Réduite à n’être qu’une voix — d’où la nécessité de faire court, Ernaux règle tout en 60 pages —, la narratrice erre ainsi entre des lambeaux d’elle-même, tente de se réunifier en s’achetant de jolies choses à porter lorsque l’Autre — qui n’en a cure — viendra la déshabiller, feuillette des magazines pour midinettes parce qu’elle se sent des affinités avec toutes les Bovary ou Karénine modernes, et jongle (fort bien) avec les pires lieux communs de l’amour, en restant sur la croûte supérieure de Nous deux et d’Harlequin. Parce que la passion rend idiot — c’est même sa marque de fabrique : on peut être amoureux et intelligent, mais la passion ravage l’intellect plus sûrement qu’un Alzheimer.

Mais surtout, Ernaux évite de décrire l’amour physique. Le mot « sexe » apparaît trois ou quatre fois, de façon désincarnée (il s’agit alors de celui de l’Origine du monde) ou purement clinique. C’est toute la différence avec Christine Angot, degré zéro du degré zéro, qui dans le Marché des amants racontait dans le détail combien « Bruno » / Doc Gynéco la sodomisait bien. Et alors ? Flaubert en montrant Emma tendre un nerf de bœuf à Charles, ou Mme de La Fayette décrivant la Princesse de Clèves qui caresse les rubans de la canne du duc de Nemours, en disent cent fois davantage que ces romanciers ou cinéastes interrompant la narration pour que leurs personnages jouent à la bête à deux dos. Quand on veut écrire d’amour, le moins est le plus. « Tu es… tellement tellement », dit fort bien Yves Montand dans un sketch célèbre joué avec Simone Signoret.

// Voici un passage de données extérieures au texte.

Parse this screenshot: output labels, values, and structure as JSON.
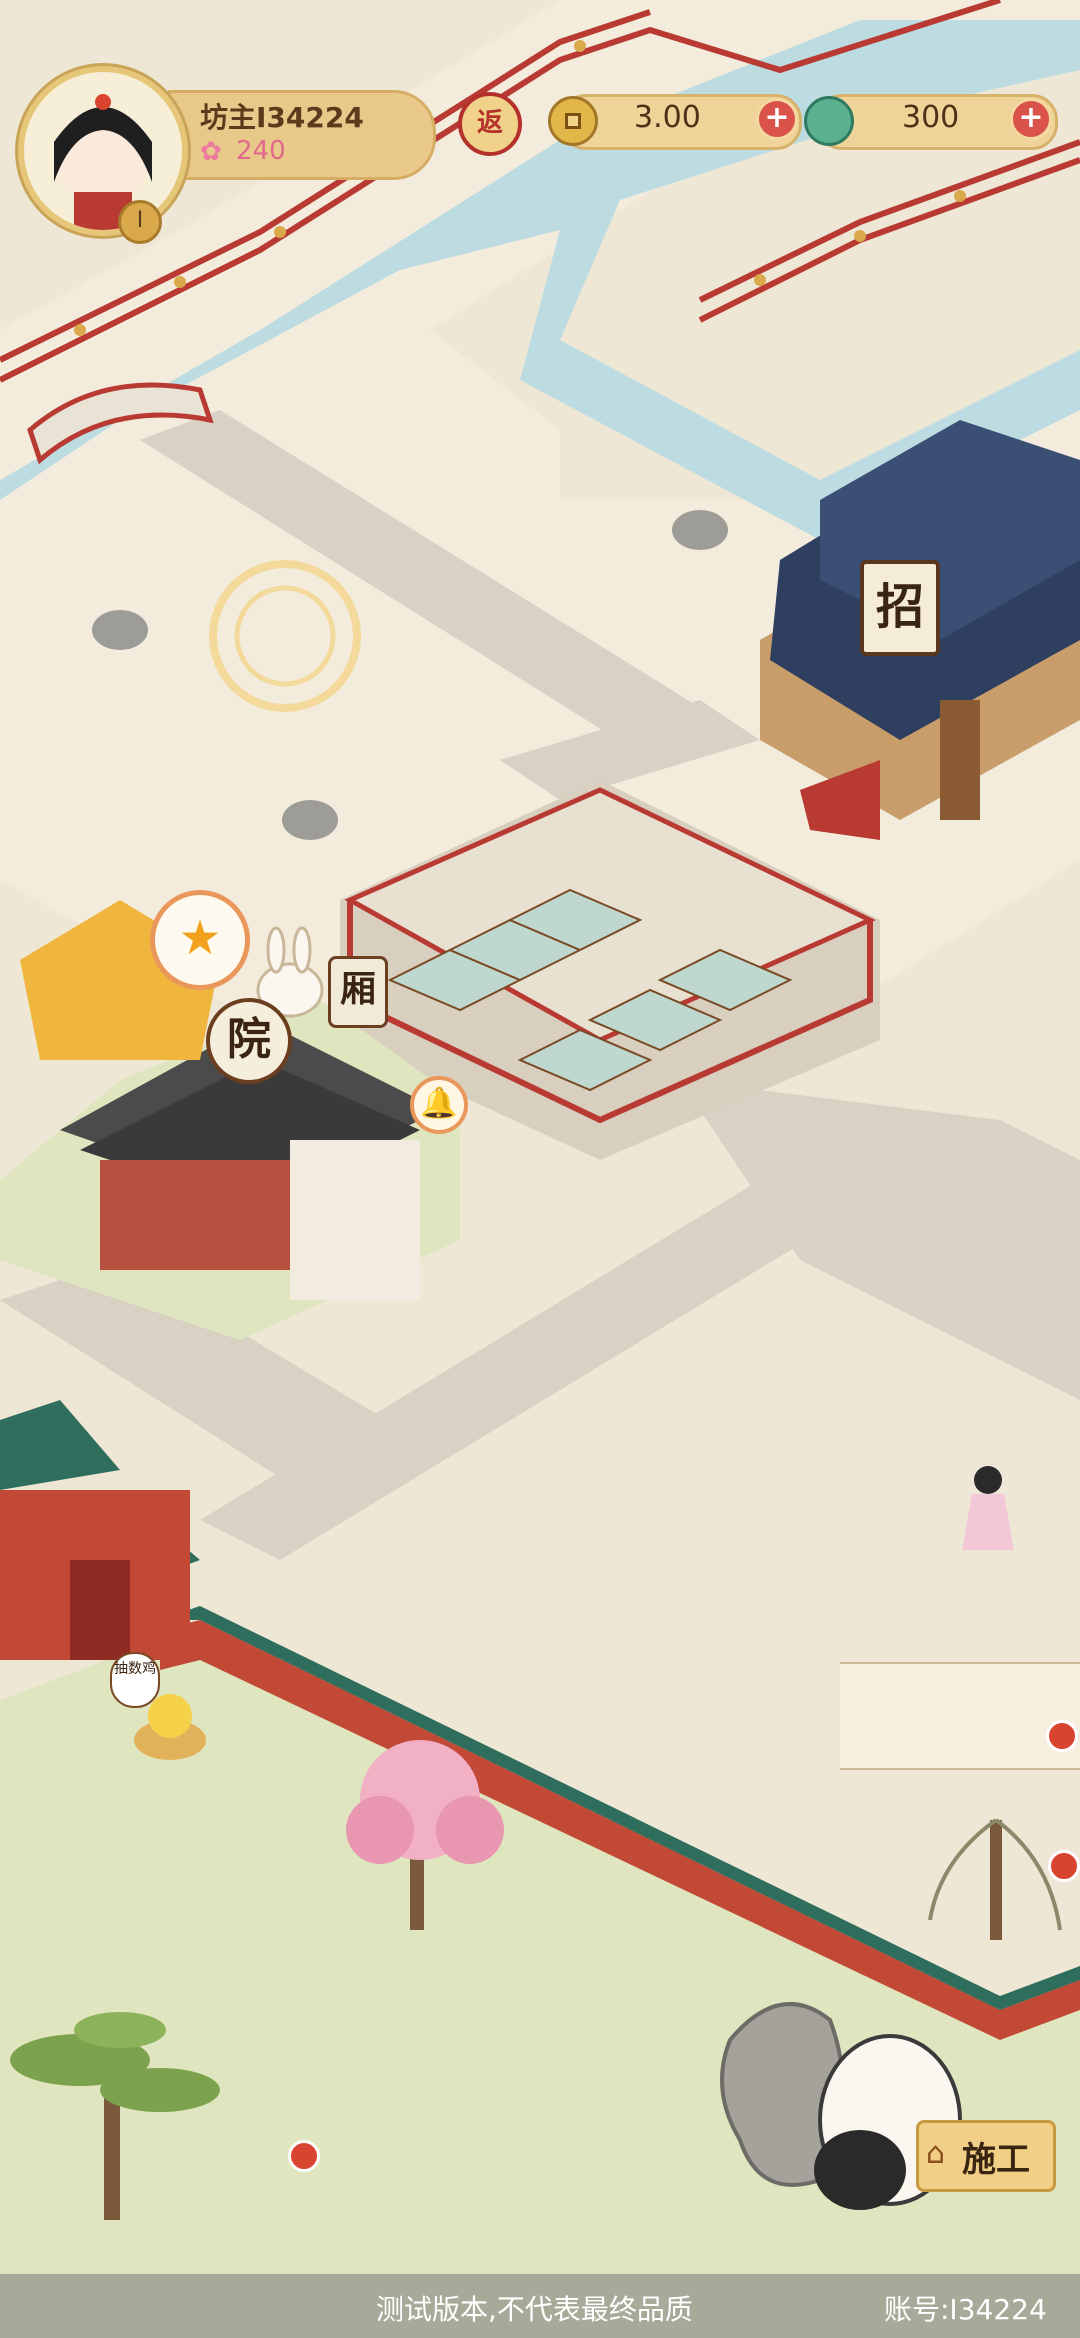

Evidemment, vous pouvez inverser le mécanisme, et vous concentrer sur les scènes d’amour physique. Primo, c’est très difficile si l’on ne veut pas lasser le lecteur. Ensuite, cela appartient à un autre genre : la pornographie, justement, s’écrit et se montre — mais ce n’était pas le propos d’Ernaux, et malheureusement, c’est un peu celui de Danielle Arbid. Beaucoup d’étreintes — et encore reste-t-on à mi-chemin de l’amour physique réel, avec gros plans, pénétrations variées, contractions sphinctériennes et dégoulinades.
La nouvelle (parler de roman serait exagéré) travaille dans l’hypotypose, cette capacité à faire surgir des images dans la tête du lecteur sans les décrire. Aussi bien l’héroïne est-elle elle-même travaillée par le mécanisme, qui imagine les étreintes de son amant avec son épouse- — toujours sans nous en faire part, et c’est heureux.

C’est que l’amour tend vers le silence. « Je t’aime », « je t’aime aussi » — et après on se tait, le gémissement et le cri sont des variétés du silence. Barthes a merveilleusement expliqué cela dans les Fragments d’un discours amoureux. Sans doute aurait-il apprécié le récit d’Ernaux, qui reste constamment en-deçà, parce que c’est le seul moyen littéraire d’exprimer cet au-delà des mots qu’est la passion réelle.

Jean-Paul Brighelli

PS. Gallimard a sans doute fait sur le film la même analyse que moi : ils n’ont pas cru bon de rééditer le petit roman d’Ernaux, que l’on ne trouve que dans les soldes.

102 commentaires

  1. JPB a écrit :
    « Le sommet de l’érotisme, pour (…) Frédéric Dard , c’est Julien Sorel qui dans le noir prend la main de Mme de Rênal. Ces dix doigts qui s’étreignent — et rien de plus. »

    Dans le genre elliptique minimaliste, il y a aussi, dans L’Education Sentimentale, le récit de la dernière rencontre entre Frédéric Moreau et Mme Arnoux, et le comble de l’érotisme est atteint lorsque Frédéric Moreau lui avoue : « La vue de votre pied me trouble. »
    Flaubert met fin à cette rencontre avec le génialement laconique « Et ce fut tout. »
    Alors oui, à coup sûr, C. Angot a beaucoup à apprendre. Annie Ernaux a, quant à elle, beaucoup de talent. Et merci à JPB pour ce très beau billet.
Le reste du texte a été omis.